Le mardi 24 février, devant l’Assemblée nationale, le Premier ministre sénégalais Ousmane Sonko a livré un discours ferme à l’encontre des politiques du Fonds monétaire international (FMI) en Afrique. Selon lui, les conditionnalités imposées par l’institution freinent le développement réel du continent et perpétuent une dépendance économique préjudiciable. Il a dénoncé des mécanismes qui, sous couvert d’ajustement structurel, maintiennent les États africains dans une fragilité chronique.
S’appuyant sur les travaux de l’économiste américain Jeffrey Sachs, avec lequel il dit partager une analyse commune, Ousmane Sonko a plaidé pour une refonte en profondeur de l’approche de la dette africaine. Il a insisté sur la nécessité pour les pays du continent de sortir des logiques d’austérité budgétaire, qui brident leurs capacités d’investissement. À cet égard, il a proposé la mise en place d’un moratoire de 20 à 30 ans sur le service de la dette. Une telle mesure permettrait, selon lui, de libérer des ressources considérables pour financer des secteurs stratégiques comme les infrastructures, la santé ou l’éducation, plutôt que de consacrer l’essentiel des budgets nationaux au remboursement des créanciers.
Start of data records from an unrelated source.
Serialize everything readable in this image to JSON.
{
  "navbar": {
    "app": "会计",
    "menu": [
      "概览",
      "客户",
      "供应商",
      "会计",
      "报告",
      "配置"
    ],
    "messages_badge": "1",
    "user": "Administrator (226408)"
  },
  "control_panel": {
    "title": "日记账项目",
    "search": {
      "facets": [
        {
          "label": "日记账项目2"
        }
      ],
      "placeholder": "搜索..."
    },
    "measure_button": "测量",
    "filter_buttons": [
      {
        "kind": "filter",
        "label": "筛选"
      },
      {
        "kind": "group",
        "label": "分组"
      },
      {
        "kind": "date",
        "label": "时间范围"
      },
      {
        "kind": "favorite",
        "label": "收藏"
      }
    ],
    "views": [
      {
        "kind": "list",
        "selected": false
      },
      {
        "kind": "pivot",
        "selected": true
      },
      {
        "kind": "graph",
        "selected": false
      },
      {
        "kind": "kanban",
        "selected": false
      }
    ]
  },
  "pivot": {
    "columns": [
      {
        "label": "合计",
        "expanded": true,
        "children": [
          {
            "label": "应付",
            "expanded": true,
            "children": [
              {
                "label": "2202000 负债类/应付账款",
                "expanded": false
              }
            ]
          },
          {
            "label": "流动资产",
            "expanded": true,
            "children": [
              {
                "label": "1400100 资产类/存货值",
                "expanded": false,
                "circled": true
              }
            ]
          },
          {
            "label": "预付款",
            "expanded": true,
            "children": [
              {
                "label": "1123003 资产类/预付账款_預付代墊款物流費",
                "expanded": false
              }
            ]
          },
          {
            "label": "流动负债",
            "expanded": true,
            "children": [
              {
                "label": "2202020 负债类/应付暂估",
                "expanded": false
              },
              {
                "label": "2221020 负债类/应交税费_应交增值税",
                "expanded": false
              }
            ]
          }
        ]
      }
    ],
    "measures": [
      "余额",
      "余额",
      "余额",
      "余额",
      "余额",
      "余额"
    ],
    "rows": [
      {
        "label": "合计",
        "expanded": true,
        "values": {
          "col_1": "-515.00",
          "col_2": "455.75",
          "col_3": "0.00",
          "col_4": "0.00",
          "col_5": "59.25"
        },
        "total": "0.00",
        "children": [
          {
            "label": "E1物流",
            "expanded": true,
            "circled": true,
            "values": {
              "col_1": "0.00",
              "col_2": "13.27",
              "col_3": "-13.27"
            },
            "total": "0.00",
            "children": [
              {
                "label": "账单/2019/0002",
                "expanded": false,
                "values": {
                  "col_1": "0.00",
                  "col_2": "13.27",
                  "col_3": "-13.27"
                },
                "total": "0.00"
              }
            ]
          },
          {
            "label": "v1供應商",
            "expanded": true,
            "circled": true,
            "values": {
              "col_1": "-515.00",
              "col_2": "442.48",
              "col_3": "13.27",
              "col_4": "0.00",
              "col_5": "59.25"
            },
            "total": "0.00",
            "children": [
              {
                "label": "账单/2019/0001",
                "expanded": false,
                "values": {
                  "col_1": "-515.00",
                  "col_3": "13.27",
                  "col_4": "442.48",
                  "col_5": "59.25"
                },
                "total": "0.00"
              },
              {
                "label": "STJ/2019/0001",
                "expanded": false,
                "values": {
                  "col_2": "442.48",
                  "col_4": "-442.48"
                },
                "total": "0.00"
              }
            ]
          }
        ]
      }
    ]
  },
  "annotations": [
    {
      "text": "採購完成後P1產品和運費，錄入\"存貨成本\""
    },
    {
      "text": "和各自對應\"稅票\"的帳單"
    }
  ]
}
Le chef du gouvernement a également tracé une perspective ambitieuse pour l’Afrique, qu’il estime capable de suivre la trajectoire de pays comme la Chine ou l’Inde. Il a appelé à une mobilisation des dirigeants africains autour d’un objectif commun : atteindre une croissance annuelle endogène de 10 %, fondée sur des investissements massifs dans les ressources humaines et matérielles du continent. Pour Ousmane Sonko, cette transformation ne pourra se faire sans une rupture avec les modèles imposés de l’extérieur. Il a conclu en réaffirmant la nécessité d’une souveraineté économique retrouvée, condition essentielle pour que l’Afrique prenne enfin son envol.